Ben Güzel bir Kadın değilim diyen kadının güzel olduğunu kanıtlayan 10 ipucu

Sanal Alemde Adab-ı Muaşeret

Sosyal Medyada Flört Etmenin El Kitabı


Yazan Kain Demirdöven

Bölüm 1: Güzel - Çirkin Buluşması ya da cahilin ham cesareti


Hepimiz bu alemde Güzel Çirkini oynuyoruz, korkmakta sakınca yok, titreme yeter! 

Önemli bir hatırlatma

Üzgünüm beyler! Bu yazıyı kadınların ruh ikizleri olduklarına inanan bazı cesur erkeklere yazıyorum. Herkes kendi üzerine alınmasın. Ama ruh öküzlerine pardon ikizlerine muhattap kalan kadınlar da okuyabilir elbette... 

***

Konu: "Ben Güzel bir Kadın değilim," diyen bir kadının güzel olduğunun 10 metafizik kanıtı


"Facebook'ta gördüğün her profilin eti yenmez!"

Böyle diyordu İstanbul Beyefendisi... Çevremde Facebookta bir kadının profil fotoğrafını görünce "wow ne güzel bir kadın" diyen bir çok arkadaşım var. Görür görmez içtepilerine yenilip mesaj kutusunu açıyorlar ve "çok güzelsin" yazıyorlar. Oysa bu mesajı göndermeden önce şunu sormalı erkek kendisine: "Az sonra kendisine çok samimi olmayan bir yolla çok güzelsin diyerek rahatsız edeceğim bu kadın kim?"
Ya da daha düşünceli erkekler, "ben kimim?" diye sorar.

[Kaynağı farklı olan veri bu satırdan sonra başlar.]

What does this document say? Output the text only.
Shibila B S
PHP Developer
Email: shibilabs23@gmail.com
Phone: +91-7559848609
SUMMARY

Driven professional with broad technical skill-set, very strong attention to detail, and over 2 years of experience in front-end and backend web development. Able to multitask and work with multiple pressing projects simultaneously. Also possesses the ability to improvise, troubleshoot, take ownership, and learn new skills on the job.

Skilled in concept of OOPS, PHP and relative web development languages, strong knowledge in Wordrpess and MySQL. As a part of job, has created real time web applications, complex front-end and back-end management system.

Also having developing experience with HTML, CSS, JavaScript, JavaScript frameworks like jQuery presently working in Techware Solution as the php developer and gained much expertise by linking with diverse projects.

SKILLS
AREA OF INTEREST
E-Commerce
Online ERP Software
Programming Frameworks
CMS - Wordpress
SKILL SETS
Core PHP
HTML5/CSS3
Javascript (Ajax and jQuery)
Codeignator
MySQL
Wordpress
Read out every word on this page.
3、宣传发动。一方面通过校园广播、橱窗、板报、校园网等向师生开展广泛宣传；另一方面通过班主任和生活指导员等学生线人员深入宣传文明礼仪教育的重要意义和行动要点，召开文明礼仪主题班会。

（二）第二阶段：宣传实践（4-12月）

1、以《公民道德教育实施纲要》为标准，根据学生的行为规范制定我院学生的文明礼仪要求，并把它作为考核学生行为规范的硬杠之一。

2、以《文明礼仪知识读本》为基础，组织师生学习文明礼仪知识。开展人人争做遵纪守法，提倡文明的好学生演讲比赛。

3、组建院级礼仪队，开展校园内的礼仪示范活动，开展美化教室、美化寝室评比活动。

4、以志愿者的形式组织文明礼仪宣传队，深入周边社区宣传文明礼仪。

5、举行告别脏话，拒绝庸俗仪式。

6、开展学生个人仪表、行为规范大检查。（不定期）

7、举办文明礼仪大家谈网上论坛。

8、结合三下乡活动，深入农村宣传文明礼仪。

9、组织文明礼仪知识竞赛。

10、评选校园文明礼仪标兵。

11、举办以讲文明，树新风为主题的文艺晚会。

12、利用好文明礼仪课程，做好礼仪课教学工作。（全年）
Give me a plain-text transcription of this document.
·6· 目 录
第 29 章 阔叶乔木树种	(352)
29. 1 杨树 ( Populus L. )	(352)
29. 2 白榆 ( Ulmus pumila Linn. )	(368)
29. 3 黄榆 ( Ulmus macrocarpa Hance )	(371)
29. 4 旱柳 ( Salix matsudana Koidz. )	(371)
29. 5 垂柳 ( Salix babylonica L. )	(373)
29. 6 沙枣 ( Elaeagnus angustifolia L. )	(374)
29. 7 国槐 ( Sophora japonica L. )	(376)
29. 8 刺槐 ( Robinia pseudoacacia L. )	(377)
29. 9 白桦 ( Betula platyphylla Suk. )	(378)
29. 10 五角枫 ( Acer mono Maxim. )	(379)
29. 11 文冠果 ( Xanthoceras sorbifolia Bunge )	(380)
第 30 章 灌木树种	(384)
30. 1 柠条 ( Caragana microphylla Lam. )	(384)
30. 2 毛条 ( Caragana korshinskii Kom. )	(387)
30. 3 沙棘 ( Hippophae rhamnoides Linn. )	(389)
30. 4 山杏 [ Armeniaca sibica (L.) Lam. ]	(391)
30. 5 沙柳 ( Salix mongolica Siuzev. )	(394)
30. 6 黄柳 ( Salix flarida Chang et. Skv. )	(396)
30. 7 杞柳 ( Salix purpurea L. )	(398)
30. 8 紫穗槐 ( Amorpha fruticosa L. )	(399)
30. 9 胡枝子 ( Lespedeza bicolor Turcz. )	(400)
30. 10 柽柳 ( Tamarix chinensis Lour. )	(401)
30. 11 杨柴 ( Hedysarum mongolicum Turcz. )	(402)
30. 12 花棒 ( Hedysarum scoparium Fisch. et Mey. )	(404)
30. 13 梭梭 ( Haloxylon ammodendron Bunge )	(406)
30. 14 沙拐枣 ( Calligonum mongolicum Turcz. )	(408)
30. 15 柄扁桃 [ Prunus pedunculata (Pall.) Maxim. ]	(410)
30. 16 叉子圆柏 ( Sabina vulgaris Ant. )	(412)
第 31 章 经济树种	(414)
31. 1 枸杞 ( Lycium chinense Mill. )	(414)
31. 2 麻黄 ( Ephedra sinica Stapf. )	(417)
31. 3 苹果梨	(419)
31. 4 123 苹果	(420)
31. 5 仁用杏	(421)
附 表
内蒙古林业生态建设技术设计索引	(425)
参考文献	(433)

Ama konumuz düşünceli olanlar değil.
devam edelim...
"Hayır gerçekten samimiyim, çok güzel."
"Her içinden geçeni söylemen mi gerekiyor?"
"Şey bilemedim."

Çok dayanılmaz bir baskı hissediyorsan içinde söylemek için, bence o zaman doktora gitmelisin, bir ruh doktoruna kuşkusuz... diyelim ki sadece güzel bir resimden etkilenecek kadar eğitim, etik ve estetik seviyen düşük, olabilir, bu bir kusur değil, iyi birisin de, fakat Fcebook sayfasını incelemelisin bence, o kadın ile kontağa geçmeden önce. Öyle değil mi?

Face: Yüz
Book: Kitap

Hemen her insanın Facebook sayfası, kimlik ve kişiliğine dair kesin veriler sunmasa da sosyolojik ve psikolojik açıdan elle tutulur somut ve kesine yakın karakter analizi için bazı ipuçları sunabilir.
Sapıkları tanımaksa çok kolay!
Saçmasapan paylaşımlar.
Fake isim ve görsel...
Dünyadan habersiz kafalar...

Zaten aptallar, inceledikleri sayfalarda içgüdüsel hareket ederler, bacak, sırt, dekolte gördüklerinde beğenirler ve muhakkak zeka seviyelerini belli edecek bir yorumda bulunurlar ve bir çoğunun da Türkçesi çok kötüdür, suçu Android klavyeye atmanın lüzumu yoktur, belli işte, dilin kadarsın!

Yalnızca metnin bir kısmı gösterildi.